The following day, the atmosphere began to worsen. A mini-row broke out between Jackiey and Shilpa, over ordering a bottle of lemon juice from the food store. Shilpa, said Jackiey, was too controlling. At this point, Jade and Danielle joined in, deciding Shilpa was too bossy. Shilpa looked utterly bewildered by the venom but contented herself with saying that, in India, this conversation would not have taken place. With commendable self-control, she managed not to retaliate, saying she would not shame her parents by indulging in such abuse herself.

Some days later, after Jackiey’s departure, Shilpa’s mother Sunanda commented on how well her daughter had behaved. ‘Her [Jade’s] mother and I could not be farther apart,’ she said. ‘I found her to be very obnoxious. And when Jackiey was rude to Shilpa, she maintained her dignity because, over here, you don’t mistreat your elders.’

Ouch! Could anything have been calculated to dig deeper at the hapless Jackiey? Not only had she been rude and insulting to a visitor to her country but one who was a lot younger than her too.

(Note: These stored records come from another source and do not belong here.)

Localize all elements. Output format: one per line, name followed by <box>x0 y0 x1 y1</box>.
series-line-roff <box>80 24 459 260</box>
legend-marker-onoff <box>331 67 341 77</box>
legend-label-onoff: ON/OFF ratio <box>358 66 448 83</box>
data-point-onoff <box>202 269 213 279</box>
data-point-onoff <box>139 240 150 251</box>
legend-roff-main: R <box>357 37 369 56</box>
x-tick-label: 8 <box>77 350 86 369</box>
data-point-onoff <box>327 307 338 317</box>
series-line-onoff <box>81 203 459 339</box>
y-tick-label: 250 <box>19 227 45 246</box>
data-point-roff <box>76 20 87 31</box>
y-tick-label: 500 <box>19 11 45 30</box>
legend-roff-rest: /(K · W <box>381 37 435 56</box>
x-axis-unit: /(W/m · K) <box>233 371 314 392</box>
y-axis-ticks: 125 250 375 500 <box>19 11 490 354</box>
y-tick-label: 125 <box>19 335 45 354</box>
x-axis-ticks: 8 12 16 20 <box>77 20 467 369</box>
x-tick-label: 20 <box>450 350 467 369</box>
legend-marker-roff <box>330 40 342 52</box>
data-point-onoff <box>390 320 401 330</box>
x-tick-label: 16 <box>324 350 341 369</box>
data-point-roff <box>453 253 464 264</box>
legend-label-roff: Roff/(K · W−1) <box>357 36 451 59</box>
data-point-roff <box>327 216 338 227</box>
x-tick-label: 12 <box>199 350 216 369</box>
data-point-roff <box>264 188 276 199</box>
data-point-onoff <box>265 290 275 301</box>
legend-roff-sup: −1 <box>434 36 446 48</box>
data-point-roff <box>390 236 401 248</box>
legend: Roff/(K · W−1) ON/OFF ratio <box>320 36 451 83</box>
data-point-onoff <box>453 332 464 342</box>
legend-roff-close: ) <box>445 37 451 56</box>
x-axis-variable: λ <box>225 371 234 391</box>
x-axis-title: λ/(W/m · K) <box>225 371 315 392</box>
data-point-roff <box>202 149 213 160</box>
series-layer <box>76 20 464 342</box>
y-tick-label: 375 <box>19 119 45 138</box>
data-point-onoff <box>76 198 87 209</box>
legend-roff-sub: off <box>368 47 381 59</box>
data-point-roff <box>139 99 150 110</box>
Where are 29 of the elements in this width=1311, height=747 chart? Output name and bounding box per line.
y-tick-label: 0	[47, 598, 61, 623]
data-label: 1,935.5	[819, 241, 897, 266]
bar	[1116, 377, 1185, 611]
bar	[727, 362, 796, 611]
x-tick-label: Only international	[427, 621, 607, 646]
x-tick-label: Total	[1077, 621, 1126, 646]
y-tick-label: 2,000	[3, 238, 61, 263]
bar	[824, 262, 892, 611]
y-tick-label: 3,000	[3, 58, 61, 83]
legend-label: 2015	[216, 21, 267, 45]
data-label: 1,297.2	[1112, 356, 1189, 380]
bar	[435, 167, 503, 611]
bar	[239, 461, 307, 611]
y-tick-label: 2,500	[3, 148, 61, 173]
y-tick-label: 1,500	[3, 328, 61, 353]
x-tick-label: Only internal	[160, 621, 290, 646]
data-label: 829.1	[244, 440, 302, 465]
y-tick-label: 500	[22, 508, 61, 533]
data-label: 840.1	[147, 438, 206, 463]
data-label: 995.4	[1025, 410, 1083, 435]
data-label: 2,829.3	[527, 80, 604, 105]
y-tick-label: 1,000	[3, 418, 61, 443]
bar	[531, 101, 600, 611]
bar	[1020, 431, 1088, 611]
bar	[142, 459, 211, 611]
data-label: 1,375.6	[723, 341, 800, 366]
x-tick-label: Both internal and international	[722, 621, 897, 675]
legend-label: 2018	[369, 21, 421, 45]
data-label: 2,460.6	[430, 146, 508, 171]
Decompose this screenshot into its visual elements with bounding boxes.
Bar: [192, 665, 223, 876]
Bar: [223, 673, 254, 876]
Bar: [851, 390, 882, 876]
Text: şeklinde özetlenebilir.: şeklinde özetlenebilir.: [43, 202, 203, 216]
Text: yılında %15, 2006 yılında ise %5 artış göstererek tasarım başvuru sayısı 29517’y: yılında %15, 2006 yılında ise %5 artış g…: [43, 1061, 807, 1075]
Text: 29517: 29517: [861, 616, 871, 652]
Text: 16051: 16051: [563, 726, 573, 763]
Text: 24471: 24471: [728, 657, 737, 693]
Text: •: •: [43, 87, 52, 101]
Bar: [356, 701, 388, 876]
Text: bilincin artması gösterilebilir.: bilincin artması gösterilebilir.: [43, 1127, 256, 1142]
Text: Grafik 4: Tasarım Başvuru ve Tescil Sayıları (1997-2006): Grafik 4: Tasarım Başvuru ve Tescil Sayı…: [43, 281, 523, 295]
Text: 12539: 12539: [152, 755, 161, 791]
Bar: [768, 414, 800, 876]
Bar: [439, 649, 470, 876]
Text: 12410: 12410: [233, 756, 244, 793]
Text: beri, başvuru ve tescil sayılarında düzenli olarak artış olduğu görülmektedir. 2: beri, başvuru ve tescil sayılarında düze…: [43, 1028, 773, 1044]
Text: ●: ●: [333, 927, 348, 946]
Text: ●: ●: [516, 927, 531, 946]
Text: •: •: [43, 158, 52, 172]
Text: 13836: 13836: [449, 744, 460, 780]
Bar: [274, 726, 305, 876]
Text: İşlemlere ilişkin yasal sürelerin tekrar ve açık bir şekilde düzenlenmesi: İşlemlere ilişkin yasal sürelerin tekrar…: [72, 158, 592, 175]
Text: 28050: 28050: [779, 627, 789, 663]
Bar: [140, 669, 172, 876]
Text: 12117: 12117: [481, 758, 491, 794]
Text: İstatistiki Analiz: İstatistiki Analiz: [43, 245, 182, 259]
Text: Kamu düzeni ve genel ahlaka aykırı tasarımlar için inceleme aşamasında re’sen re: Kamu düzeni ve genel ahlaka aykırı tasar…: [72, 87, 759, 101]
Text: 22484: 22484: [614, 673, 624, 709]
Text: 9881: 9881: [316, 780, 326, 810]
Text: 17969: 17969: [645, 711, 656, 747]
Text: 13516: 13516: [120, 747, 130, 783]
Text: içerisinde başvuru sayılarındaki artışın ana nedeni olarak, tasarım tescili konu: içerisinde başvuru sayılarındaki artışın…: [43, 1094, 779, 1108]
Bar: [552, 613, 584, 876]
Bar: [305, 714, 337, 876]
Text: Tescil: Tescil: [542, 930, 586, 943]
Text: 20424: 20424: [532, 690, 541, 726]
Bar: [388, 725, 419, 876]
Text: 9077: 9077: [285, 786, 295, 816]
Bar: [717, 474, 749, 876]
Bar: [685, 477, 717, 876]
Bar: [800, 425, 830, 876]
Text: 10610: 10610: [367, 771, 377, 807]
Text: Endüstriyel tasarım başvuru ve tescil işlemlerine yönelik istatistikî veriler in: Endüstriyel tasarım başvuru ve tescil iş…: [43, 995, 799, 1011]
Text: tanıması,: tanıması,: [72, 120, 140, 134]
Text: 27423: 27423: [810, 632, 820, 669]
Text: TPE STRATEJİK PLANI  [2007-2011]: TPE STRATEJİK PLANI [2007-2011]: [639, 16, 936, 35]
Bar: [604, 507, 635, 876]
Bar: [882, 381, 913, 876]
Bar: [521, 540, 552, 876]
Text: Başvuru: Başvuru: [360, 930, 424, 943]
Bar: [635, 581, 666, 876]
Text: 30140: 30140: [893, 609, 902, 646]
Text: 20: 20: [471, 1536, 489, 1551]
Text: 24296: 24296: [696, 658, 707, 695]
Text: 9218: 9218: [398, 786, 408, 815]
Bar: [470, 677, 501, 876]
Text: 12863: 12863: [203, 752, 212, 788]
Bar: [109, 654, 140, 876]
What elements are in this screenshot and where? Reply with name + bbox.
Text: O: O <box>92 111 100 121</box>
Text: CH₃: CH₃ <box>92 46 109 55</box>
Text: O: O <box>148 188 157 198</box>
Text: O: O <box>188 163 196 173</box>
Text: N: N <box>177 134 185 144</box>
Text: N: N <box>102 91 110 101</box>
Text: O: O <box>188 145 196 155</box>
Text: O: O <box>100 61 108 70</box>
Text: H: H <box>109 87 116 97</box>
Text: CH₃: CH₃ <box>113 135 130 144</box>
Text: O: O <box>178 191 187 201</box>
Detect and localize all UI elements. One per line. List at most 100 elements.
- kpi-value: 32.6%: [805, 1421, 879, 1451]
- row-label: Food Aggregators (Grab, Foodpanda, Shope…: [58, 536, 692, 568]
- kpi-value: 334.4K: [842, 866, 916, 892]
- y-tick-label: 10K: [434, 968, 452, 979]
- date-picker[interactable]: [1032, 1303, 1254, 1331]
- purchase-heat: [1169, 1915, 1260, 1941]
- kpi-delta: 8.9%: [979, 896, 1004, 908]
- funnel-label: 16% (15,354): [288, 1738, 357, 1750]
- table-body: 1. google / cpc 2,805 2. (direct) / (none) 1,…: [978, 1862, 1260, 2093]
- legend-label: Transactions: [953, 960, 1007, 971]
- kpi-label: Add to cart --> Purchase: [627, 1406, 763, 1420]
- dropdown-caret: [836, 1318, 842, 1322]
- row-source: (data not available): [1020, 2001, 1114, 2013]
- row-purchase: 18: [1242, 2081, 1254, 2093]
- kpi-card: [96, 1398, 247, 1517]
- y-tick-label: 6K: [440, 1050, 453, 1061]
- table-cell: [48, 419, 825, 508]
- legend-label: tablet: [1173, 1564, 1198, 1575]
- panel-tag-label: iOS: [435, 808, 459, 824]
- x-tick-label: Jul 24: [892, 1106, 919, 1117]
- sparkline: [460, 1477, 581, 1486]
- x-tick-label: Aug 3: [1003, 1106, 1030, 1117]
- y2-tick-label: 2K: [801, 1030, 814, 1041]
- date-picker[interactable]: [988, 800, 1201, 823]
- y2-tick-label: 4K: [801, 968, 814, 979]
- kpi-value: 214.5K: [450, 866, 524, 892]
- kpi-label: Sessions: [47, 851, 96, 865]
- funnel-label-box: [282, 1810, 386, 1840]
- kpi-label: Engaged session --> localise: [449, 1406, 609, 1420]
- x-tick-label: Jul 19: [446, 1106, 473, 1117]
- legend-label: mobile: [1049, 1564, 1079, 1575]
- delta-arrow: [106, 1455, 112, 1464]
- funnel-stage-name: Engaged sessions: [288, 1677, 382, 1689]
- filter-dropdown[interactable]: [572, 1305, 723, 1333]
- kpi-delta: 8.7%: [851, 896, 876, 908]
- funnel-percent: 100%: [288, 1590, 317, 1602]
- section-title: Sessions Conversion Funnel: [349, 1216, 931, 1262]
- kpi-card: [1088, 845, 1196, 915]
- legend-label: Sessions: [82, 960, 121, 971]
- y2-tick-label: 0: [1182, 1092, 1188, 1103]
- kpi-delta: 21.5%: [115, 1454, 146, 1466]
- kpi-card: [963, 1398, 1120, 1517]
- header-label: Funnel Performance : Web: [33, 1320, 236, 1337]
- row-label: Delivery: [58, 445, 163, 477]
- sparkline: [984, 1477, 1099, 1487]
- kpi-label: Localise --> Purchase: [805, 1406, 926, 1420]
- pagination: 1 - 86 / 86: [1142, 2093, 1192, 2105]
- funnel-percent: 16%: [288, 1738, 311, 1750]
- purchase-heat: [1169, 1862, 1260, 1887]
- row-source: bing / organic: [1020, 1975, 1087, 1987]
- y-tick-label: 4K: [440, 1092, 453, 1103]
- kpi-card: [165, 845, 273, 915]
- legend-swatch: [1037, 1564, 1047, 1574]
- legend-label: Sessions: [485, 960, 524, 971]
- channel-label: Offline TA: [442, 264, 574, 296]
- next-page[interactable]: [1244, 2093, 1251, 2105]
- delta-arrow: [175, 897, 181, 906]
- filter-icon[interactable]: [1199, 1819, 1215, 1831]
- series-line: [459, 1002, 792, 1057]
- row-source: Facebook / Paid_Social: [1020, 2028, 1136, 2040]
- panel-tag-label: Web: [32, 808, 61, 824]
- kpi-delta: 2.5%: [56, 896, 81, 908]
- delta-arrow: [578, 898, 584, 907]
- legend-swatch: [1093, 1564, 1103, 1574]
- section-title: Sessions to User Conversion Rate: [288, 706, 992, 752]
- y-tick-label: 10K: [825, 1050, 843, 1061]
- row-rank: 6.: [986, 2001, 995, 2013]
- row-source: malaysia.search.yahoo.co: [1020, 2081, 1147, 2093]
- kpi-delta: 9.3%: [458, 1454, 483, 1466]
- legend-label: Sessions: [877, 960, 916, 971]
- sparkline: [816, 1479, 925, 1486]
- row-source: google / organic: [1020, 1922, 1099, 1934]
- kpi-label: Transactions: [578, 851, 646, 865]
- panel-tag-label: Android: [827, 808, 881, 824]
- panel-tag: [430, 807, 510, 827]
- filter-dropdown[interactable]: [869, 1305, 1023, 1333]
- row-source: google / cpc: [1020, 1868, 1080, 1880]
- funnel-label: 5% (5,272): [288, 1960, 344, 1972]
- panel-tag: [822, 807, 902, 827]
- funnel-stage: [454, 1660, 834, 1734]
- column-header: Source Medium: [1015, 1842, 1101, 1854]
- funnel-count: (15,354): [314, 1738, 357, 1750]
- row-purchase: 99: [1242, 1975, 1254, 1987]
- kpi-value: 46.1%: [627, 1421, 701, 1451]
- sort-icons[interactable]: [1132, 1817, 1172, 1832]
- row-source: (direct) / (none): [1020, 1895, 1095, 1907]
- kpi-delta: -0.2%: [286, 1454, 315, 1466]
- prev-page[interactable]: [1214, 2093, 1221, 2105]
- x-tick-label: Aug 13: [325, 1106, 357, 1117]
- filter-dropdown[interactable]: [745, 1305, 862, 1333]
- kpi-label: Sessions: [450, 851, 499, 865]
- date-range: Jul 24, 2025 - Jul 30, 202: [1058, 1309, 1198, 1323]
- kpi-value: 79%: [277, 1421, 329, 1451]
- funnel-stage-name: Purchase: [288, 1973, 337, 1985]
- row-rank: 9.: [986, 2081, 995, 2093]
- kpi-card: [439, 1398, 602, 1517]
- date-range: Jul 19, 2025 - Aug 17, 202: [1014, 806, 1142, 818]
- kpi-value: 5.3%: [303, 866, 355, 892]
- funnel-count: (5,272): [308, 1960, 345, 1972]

By this point, the only other woman present who seemed to be sticking up for Shilpa was Carole, advising her to stay out of Jackiey’s way. This might have been the first moment at which Shilpa herself began to have qualms about what was going on: ‘I don’t know what I am doing here,’ she admitted. ‘It is not really my scene … I do like most of the people here.’

Alas, it was not a sentiment reciprocated in all quarters. Though the men still seemed pretty enamoured of her, the women were beginning to show a very unpleasant tendency to gang up.